ストレージシステムを展開するネットアップが、今年10月1日付で、経営トップを交代した。新社長は、岩上純一氏。3年前にネットアップに入社し、営業統括本部長として組織を大胆に再編。下落傾向にあったネットアップの業績を回復させてきた人物だ。岩上社長は、経営活動にあたって、武道の言葉「守破離(しゅはり)」を強く意識しているそうだ。守破離──(教えを)守る、破る、離れるをコンセプトに、日本でのビジネスを大きく伸ばそうとしている。
2016年度までに売り上げを倍増
──岩上さんは、2009年にネットアップに入社された段階で、数年後に社長に就任することが内定していたとうかがっています。 岩上 そうです。当時のタイ・マッコーニー社長が米国本社に帰任することが決まり、彼の後継者としてネットアップに入りました。これは、当社ではとくに珍しいことではありません。例えば、本社のCEOとか、CFO(最高財務責任者)も、入社から3~4年間の“修行期間”を経て、そのポストに就いています。
──ネットアップは、営業統括本部長を務めた岩上さんの下で、業績が大きく回復しましたね。 岩上 入社した当時、ネットアップの日本での売り上げが数期連続して減少していました。

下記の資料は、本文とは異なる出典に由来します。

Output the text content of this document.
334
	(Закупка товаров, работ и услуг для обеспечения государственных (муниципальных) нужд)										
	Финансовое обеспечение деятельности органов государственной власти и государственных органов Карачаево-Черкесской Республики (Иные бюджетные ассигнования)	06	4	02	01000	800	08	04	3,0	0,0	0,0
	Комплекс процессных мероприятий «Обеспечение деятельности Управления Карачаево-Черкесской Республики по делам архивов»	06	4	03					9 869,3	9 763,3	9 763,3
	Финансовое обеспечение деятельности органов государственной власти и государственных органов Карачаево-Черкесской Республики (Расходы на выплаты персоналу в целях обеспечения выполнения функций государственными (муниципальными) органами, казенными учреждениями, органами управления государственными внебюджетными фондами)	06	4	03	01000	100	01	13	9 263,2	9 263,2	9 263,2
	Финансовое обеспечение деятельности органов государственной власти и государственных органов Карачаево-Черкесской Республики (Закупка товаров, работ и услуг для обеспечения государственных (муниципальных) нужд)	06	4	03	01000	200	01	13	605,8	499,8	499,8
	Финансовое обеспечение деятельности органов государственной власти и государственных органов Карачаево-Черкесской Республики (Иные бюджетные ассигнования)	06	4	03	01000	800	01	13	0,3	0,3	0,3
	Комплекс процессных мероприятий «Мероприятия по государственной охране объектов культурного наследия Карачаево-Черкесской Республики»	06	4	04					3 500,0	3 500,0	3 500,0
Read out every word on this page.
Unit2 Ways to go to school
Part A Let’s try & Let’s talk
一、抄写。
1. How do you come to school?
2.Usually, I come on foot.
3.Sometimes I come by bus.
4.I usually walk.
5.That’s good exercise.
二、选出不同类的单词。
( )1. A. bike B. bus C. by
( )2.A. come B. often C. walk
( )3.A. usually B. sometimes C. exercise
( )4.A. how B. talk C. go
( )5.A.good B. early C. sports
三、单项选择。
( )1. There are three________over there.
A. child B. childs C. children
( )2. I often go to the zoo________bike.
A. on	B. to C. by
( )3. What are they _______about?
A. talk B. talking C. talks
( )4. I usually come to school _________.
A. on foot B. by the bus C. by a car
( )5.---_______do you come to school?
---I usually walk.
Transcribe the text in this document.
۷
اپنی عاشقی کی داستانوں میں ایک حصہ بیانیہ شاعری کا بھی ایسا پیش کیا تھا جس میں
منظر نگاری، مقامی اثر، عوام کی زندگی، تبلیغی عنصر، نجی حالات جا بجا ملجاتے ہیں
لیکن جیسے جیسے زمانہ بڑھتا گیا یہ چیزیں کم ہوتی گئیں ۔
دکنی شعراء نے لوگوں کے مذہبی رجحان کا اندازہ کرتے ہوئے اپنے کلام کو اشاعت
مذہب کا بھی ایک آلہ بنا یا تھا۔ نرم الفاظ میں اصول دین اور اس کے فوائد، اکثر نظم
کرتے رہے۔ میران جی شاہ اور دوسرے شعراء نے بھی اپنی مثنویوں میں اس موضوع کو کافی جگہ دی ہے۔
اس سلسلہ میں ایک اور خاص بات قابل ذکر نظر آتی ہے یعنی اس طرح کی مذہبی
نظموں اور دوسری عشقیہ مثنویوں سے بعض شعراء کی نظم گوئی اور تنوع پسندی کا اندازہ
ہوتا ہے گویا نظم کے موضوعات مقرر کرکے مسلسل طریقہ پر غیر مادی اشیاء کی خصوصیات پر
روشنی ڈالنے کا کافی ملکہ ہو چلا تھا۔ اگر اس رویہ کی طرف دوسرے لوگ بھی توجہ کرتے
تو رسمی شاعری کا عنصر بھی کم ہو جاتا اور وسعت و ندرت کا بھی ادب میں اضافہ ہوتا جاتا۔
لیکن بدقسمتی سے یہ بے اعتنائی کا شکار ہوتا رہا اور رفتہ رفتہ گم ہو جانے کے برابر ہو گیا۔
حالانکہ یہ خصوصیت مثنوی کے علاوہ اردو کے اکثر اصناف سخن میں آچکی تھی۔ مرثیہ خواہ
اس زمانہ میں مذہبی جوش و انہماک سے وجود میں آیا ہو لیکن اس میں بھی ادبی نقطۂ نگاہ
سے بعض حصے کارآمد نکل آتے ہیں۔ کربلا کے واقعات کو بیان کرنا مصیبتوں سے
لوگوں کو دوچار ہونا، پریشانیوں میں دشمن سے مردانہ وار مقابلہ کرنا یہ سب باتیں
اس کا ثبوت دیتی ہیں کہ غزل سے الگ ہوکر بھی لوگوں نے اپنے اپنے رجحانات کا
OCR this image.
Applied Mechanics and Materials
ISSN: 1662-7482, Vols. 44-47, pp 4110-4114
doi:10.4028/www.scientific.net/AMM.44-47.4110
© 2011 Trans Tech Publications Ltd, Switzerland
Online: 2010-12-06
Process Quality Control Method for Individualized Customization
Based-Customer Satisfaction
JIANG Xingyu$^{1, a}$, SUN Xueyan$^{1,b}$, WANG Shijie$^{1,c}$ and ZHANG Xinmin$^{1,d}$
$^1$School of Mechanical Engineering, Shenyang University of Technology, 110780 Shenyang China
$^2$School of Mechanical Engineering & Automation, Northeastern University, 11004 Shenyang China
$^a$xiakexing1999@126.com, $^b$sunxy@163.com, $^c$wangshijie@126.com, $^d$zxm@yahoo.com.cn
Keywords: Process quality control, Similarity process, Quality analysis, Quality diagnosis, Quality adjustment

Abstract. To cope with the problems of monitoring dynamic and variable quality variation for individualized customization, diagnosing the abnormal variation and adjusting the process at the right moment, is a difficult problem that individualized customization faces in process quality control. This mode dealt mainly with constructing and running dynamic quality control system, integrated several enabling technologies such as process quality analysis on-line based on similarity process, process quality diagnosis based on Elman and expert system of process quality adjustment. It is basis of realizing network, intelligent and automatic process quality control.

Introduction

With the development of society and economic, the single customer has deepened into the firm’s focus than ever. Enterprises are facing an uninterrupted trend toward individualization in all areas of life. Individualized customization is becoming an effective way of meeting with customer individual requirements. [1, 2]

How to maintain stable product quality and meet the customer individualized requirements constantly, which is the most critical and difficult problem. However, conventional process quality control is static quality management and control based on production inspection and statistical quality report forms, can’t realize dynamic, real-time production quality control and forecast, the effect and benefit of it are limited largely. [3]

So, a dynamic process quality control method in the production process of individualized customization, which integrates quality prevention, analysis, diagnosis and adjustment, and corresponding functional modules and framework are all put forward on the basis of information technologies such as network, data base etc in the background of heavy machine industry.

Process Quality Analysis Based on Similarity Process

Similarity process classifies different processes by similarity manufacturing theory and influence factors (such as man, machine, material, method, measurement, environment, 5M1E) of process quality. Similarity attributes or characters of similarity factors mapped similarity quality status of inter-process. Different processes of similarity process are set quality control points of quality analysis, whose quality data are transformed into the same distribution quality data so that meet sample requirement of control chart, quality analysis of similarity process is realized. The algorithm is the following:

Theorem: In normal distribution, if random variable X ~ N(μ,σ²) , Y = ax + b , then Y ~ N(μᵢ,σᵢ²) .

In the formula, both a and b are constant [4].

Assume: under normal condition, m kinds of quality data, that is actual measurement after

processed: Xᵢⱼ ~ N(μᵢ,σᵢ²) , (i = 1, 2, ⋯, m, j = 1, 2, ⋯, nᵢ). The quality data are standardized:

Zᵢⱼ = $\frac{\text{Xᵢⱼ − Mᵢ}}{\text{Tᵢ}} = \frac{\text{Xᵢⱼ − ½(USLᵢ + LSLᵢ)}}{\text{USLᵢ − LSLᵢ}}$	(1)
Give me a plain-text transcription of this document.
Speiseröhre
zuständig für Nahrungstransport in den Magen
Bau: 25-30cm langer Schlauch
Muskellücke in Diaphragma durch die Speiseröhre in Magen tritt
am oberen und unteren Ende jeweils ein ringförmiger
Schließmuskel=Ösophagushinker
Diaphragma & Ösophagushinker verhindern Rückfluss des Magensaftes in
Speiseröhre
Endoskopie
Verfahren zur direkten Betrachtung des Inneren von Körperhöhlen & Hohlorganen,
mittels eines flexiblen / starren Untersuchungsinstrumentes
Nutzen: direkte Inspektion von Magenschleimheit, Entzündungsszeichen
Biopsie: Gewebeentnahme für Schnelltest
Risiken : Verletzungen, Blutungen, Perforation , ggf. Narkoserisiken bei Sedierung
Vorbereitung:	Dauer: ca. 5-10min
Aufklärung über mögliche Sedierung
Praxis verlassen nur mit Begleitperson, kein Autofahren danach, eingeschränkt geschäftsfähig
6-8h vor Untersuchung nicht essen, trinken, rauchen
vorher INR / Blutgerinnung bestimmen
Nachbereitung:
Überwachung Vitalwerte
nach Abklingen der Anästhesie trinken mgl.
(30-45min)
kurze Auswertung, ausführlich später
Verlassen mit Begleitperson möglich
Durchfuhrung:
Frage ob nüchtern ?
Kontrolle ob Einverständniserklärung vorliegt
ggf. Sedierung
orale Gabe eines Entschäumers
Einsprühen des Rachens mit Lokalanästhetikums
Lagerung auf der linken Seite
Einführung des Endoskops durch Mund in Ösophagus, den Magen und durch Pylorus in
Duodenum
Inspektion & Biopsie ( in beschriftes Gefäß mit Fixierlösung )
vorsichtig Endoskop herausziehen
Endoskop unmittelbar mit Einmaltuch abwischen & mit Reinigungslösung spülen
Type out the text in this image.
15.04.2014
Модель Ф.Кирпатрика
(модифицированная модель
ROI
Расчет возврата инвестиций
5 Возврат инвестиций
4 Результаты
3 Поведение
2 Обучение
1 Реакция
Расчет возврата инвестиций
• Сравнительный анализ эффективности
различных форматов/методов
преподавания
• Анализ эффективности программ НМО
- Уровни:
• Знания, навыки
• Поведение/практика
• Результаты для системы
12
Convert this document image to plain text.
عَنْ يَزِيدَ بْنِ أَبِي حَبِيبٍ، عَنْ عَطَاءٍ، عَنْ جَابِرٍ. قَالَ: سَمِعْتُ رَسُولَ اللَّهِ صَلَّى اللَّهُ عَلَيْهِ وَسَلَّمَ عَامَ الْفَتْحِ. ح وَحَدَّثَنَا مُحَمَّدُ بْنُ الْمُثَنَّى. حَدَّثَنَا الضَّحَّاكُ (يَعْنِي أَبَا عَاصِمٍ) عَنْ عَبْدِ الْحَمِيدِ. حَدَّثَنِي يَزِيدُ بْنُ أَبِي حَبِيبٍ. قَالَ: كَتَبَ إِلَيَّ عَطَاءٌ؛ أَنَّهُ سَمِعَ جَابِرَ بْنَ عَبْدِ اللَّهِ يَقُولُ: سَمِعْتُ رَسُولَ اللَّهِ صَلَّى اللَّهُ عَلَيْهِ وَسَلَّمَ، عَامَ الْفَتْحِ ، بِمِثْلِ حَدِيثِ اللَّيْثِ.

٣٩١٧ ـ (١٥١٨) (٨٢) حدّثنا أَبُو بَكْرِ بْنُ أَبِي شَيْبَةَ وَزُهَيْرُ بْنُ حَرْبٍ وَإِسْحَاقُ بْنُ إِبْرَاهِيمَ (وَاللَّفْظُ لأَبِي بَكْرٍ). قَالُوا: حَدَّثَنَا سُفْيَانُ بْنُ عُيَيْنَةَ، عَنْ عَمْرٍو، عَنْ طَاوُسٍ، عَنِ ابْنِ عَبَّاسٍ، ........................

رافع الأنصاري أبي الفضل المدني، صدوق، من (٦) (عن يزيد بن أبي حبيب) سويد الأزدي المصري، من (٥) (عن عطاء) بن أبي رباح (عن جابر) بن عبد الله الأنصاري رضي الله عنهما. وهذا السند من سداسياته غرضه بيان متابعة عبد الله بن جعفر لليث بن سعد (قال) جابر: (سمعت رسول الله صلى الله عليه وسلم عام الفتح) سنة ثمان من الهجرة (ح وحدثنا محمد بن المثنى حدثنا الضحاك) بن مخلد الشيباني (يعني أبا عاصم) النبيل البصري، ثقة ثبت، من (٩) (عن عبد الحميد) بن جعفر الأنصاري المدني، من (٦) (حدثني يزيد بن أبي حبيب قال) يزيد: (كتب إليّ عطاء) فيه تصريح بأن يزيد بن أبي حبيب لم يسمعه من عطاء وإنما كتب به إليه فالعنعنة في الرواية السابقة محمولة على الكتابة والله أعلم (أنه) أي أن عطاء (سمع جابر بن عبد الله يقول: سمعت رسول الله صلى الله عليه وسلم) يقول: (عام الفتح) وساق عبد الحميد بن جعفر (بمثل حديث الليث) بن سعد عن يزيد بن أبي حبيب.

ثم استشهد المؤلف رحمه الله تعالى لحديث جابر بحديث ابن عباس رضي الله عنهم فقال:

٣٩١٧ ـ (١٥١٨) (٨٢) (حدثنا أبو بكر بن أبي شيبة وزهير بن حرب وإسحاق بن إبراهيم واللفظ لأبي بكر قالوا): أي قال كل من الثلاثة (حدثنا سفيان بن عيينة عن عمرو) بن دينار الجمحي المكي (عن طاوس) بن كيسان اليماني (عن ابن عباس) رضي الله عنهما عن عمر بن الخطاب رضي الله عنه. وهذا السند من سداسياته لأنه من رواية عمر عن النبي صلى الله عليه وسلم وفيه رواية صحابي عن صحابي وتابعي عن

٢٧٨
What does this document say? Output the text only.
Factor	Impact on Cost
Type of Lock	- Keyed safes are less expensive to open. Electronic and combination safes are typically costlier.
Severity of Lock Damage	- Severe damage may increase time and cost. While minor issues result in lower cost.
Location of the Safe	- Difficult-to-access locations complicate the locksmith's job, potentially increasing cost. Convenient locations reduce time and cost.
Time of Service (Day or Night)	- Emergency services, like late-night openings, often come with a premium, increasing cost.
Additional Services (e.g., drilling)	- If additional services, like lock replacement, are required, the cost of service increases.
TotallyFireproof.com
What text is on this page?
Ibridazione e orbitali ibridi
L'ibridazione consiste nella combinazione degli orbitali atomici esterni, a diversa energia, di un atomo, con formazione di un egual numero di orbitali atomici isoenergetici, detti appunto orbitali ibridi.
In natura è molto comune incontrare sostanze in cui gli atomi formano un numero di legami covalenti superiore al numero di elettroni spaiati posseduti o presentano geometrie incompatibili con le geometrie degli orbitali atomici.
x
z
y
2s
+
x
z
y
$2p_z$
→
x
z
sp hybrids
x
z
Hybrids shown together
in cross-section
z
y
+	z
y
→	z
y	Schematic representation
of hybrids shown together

それに歯止めをかけるために、マッコーニー社長に「90日ください」と頼んで、根本的な組織再編に着手しました。製品力には自信がある。販売パートナーも強い。なのに、売り上げが減少しているのは、なぜか。私は、当社の営業やシステムエンジニア(SE)がパートナーとお客様とうまく連携できていない、これまでの組織の仕組みにその原因があるとみました。その打開策として、これまでの組織を大胆に再編し、各業種のお客様のニーズに迅速に対応できるインダストリーごとの営業体制を構築しました。ネットアップの営業/SEがフロントに出て、パートナーとお客様を積極的に支援する。そういう環境をつくりました。
そりゃあ、逆風は強かったですよ。「会社を潰しにきたんじゃないか」と、反発も受けました。しかし、私には絶対的な自信がありました。そして、成功したのです。私がネットアップに来てから、売り上げが一度も落ちていない。昨年度(2012年4月期)の日本での成長率は約25%でした。日本は現在、先進国のなかでネットアップのビジネスが最も伸びている国になっています。
──営業統括本部長を経て社長に就任された岩上さんは、さらにスピードを上げてビジネスを伸ばしていくと期待されているのでは? 岩上 その期待には、ぜひ応えたい。来年5月に始まる2014年度からの中期経営計画で、2016年度(2016年4月期)までに、日本法人の売り上げを倍増させることを目指しています。